Since CCL2 is a chemokine with a wide range of features, the blockade of CCL2 may have unwanted defects. Therefore, we combined the CR with AV in a specific nano-platform tackling cancer cells and further experiments were performed to verify by which mechanism CCR2 antagonism inhibited A549 cell proliferation in vitro, and we founded that this strategy is depended on ROS-mediated early apoptosis. In addition, CR therapy reduced the CCL2- induced wound healing activity in A549 cells. However, CCL2 increased cell invasion by 4.2-fold (An et al., 2017). Together, our results suggested that CR inhibited CCL2-mediated A549 cell proliferation, induced apoptosis stimulated by ROS in vitro. The limitation of the CR treatment is the removal of it associated with an increased metastatic burden in an orthotropic mammary tumor model (Bonapace et al., 2014). On the contrary, the cessation of the CR treatment did not enhance cancer progression in the case of HCC postsurgical recurrence in vivo. Moreover, animals receiving the CR have a much longer survival rate (Li et al., 2017).

The ERK1/ERK2 signaling pathway has been indicated as another mechanism in CCL2/CCR2-induced metastasis. (1) the association between CCL2/CCR2 axis and the MAPK pathways has been found in cervical, breast, and colon cancer cells (Gatti et al., 2017). (2) the expression of MMP-2 and MMP-9 can also be regulated by ERK1/2 in cancer cells (Kumar et al., 2010). (3) the direct link of MMP-9 regulation to CCL2/CCR2 axis was verified to involve the activation of Ras, ERK, and NF- κB pathway (Tang and Tsai, 2012).
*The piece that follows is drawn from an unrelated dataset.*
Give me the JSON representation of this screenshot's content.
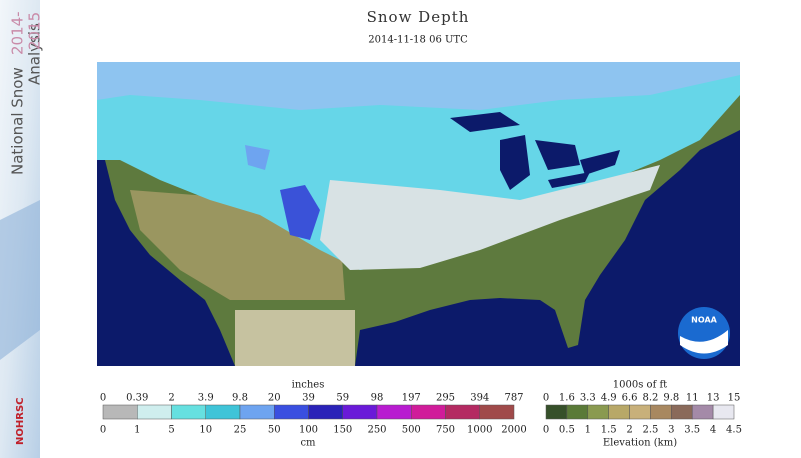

In conclusion, we and others found that targeting the chemokine receptor could inhibit cancer cell proliferation, migration, invasion, and induce ROS-mediated apoptosis. We found that AVCR NP sensitized DOX-treated A549 cancer cells more effectively than Huh-7 and HepG2 liver cancer cells. This inhibition of cancer cell proliferation was mediated by early apoptosis which stimulated by NO/MDA. Further in vitro and in vivo clarifications are required to understand the targeting mechanism of the CCL2/CCR2 pathway using CR and its nano-combination with AV in cancer therapy. Therefore, the CCR2 antagonist plus AV in their nano-formulation may be a potential novel therapeutic option in the treatment of CCR2-positive NSCLC and HCC.